Smythe (2016) insiste sur les tournures du langage, en management, en évoquant les dimensions militaires et religieuses d’un discours d’entreprise qui confine, par son fond et par sa forme, tout jugement critique à la soumission et à l’adhésion inconditionnelle pure et simple. Or, le travail, qui n’est jamais décidé d’avance, même s’il est prescrit au départ des projets, présente des imprévus d’exécution, parce que s’il en était autrement, il perdrait son sens premier. Il est un travail, parce qu’il suppose un effort de considération, par la concentration du talent de son exécutant, sur la matière à transformer, s’il doit permettre d’atteindre le résultat d’exercice désiré par l’entreprise. Sans quoi, il ne s’agirait plus d’un travail, mais d’un simple déplacement de matière première, en composition connue d’avance et en résultat final appréciable dès avant l’exécution des mandats d’emploi de chacun.
Ce n’est pas d’un langage forgé à raison d’une sur-pratique du management de type “command-and-control”, dont l’entreprise concurrentielle a besoin, mais d’un langage nettement empreint de “sense-and-respond”. C’est-à-dire, moins d’une langue de bois, que d’une langue vraie, qui sache parler d’intelligence à intelligence humaine, au lieu de livrer de fausses invites à l’engagement des esprits en vue de mieux exploiter le talent du plus grand nombre (le personnel) au profit du plus petit nombre (les dirigeants). Étrangement, si l’on cessait de vouloir tout réformer des structures de distribution du pouvoir dans l’entreprise, par la déclinaison des rangs et des prérogatives qu’on y rattache, pour refonder le langage du management sur des bases d’inclusion des personnes dans le sens du partage de l’activité et des affaires, on en arriverait à stimuler non seulement de l’engagement supérieur à la tâche au sein du personnel mais également du rendement supérieur sur le résultat d’exercice et sur la performance sur cycle de vie de l’entreprise.

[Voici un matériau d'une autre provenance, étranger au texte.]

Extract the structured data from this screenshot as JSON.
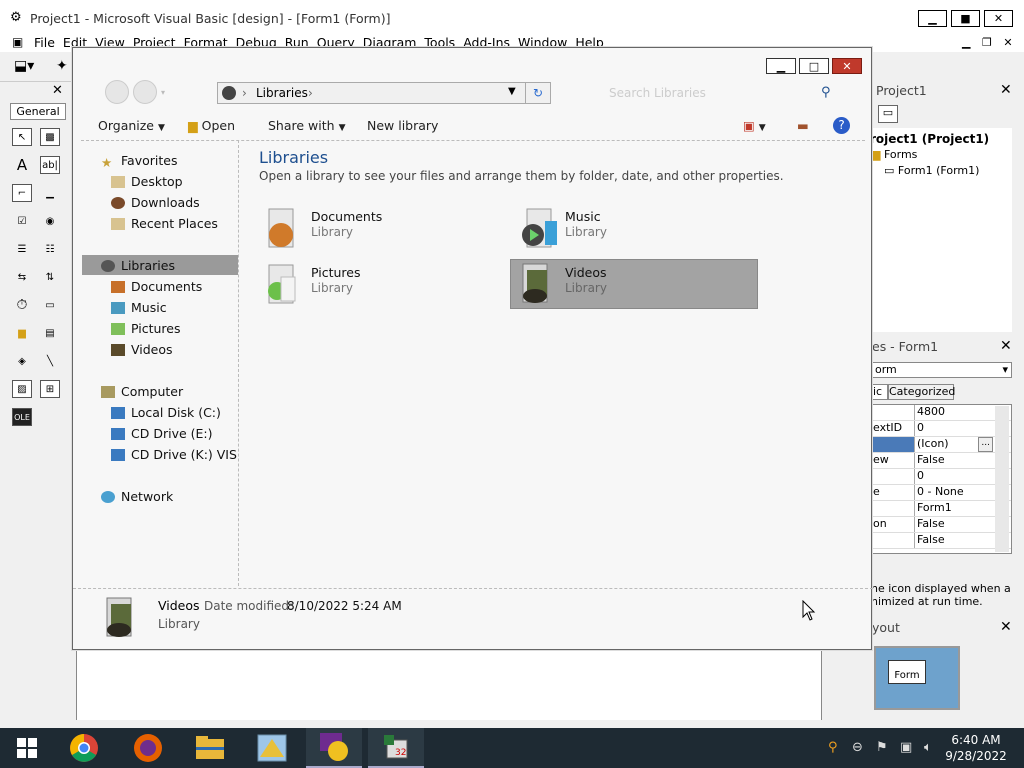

Le langage du management, outre qu’il soit invraisemblablement confus, par l’usage intempestif que chacun fait des concepts qui le fondent pourtant clairement en recherche, vise le contrôle des personnes, bien plus que l’engagement des acteurs en entreprise. Or, la fin de l’entreprise n’est pas le contrôle des décisions et des actes, mais le service à l’humain par des humains, dans une perspective de rehaussement de la condition de chacun par la satisfaction de ses besoins propres. Chose qui ne se comptabilise pas, qui ne se statistifie pas, pas plus qu’elle ne se mathématise, par la quantification des mesures d’évaluation du rendement à la tâche du personnel. Ce qui fait le rendement, au final des opérations, dans toute entreprise, c’est l’engagement des personnes à la tâche. Ce que seules des pratiques de management axées sur le “sense-and-respond” peuvent permettre d’atteindre, parce qu’elles reposent sur la qualité des rapports d’égalité entre les intervenants sur l’activité et les affaires de l’entreprise.